LREC 2000 2nd International Conference on Language Resources & Evaluation
 

Previous Paper   Next Paper

Title Automatic Extraction of English-Chinese Term Lexicons from Noisy Bilingual Corpora
Authors Le Sun (Open Systems & Chinese Information Processing Center, Institute of Software, Chinese Academy of Sciences, Beijing 100080, P. R. China., lesun@sonata.iscas.ac.cn)
Youbing Jin (Open Systems & Chinese Information Processing Center, Institute of Software, Chinese Academy of Sciences, Beijing 100080, P. R. China., ybjin@sonata.iscas.ac.cn)
Lin Du (Open Systems & Chinese Information Processing Center, Institute of Software, Chinese Academy of Sciences, Beijing 100080, P. R. China., ldu@sonata.iscas.ac.cn)
Yufang Sun (Open Systems & Chinese Information Processing Center, Institute of Software, Chinese Academy of Sciences, Beijing 100080, P. R. China., yfsun@sonata.iscas.ac.cn)
Keywords Bilingual Corpora Processing, Sentence Alignment, Term Extraction
Session Session WO11 - Mono-Multilingual Lexicon Acquisition and Building
Full Paper 208.ps, 208.pdf
Abstract This paper describes our system, which is designed to extract English-Chinese term lexicons from noisy complex bilingual corpora and use them as translation lexicon to check sentence alignment results.

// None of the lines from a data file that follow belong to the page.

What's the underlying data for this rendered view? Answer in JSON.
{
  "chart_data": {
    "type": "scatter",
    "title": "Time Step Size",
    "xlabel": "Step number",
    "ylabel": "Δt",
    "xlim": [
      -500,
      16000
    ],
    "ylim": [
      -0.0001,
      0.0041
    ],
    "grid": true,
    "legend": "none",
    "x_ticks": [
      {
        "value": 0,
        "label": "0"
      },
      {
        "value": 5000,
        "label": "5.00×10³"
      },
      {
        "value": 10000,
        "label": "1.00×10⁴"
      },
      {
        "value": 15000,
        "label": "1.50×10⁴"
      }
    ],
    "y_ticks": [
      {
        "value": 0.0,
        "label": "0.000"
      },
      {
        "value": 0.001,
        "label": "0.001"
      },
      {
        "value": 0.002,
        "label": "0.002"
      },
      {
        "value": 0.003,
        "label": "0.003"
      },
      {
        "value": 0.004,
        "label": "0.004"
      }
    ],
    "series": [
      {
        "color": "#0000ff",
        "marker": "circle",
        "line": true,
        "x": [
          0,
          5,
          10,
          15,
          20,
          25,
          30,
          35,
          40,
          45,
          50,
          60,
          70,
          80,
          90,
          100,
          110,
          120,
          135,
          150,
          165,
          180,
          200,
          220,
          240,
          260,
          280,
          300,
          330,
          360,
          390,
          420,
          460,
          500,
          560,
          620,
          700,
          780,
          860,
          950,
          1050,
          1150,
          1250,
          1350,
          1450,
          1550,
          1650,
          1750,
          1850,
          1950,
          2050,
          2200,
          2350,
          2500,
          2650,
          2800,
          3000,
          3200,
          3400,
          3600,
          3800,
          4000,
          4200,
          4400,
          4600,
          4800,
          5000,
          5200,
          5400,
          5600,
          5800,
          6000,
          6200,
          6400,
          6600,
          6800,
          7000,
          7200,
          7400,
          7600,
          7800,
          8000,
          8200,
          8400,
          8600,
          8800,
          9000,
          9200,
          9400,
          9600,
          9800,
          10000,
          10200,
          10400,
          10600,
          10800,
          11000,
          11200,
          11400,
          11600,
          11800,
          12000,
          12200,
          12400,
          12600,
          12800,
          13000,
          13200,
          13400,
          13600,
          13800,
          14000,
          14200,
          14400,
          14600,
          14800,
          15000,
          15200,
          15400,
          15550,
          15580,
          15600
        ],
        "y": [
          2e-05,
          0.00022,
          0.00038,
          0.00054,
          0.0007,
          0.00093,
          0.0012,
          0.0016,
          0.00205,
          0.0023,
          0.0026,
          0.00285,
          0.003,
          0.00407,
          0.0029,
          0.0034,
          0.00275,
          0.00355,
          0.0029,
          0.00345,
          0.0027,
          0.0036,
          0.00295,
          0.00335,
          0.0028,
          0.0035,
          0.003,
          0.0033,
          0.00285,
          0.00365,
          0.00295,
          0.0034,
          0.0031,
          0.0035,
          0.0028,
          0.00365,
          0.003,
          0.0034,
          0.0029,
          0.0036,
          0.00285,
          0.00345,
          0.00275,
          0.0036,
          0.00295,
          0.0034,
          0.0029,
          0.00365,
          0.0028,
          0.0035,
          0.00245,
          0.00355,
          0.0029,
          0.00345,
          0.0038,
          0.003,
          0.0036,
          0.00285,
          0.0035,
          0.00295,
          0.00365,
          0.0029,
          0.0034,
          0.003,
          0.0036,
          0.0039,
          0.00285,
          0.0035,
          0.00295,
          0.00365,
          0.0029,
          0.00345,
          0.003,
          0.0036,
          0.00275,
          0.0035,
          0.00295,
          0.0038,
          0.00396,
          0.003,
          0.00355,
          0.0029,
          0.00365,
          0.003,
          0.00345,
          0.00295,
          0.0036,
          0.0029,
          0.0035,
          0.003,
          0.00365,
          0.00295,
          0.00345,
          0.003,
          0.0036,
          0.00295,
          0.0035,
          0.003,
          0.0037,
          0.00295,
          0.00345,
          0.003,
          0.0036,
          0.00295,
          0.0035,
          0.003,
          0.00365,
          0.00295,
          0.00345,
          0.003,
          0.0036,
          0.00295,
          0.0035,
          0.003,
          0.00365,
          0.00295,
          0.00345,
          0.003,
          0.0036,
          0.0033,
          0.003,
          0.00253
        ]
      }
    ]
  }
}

The noisy bilingual corpora are aligned firstly by our improved length based statistical approach, which could detect sentence omission and insertion partly. A term extraction system is used to obtain term translation lexicons form roughly aligned corpora. Then the statistical approach is used to align the corpora again. Finally, we filter the noisy bilingual texts and obtain nearly perfect alignment corpora.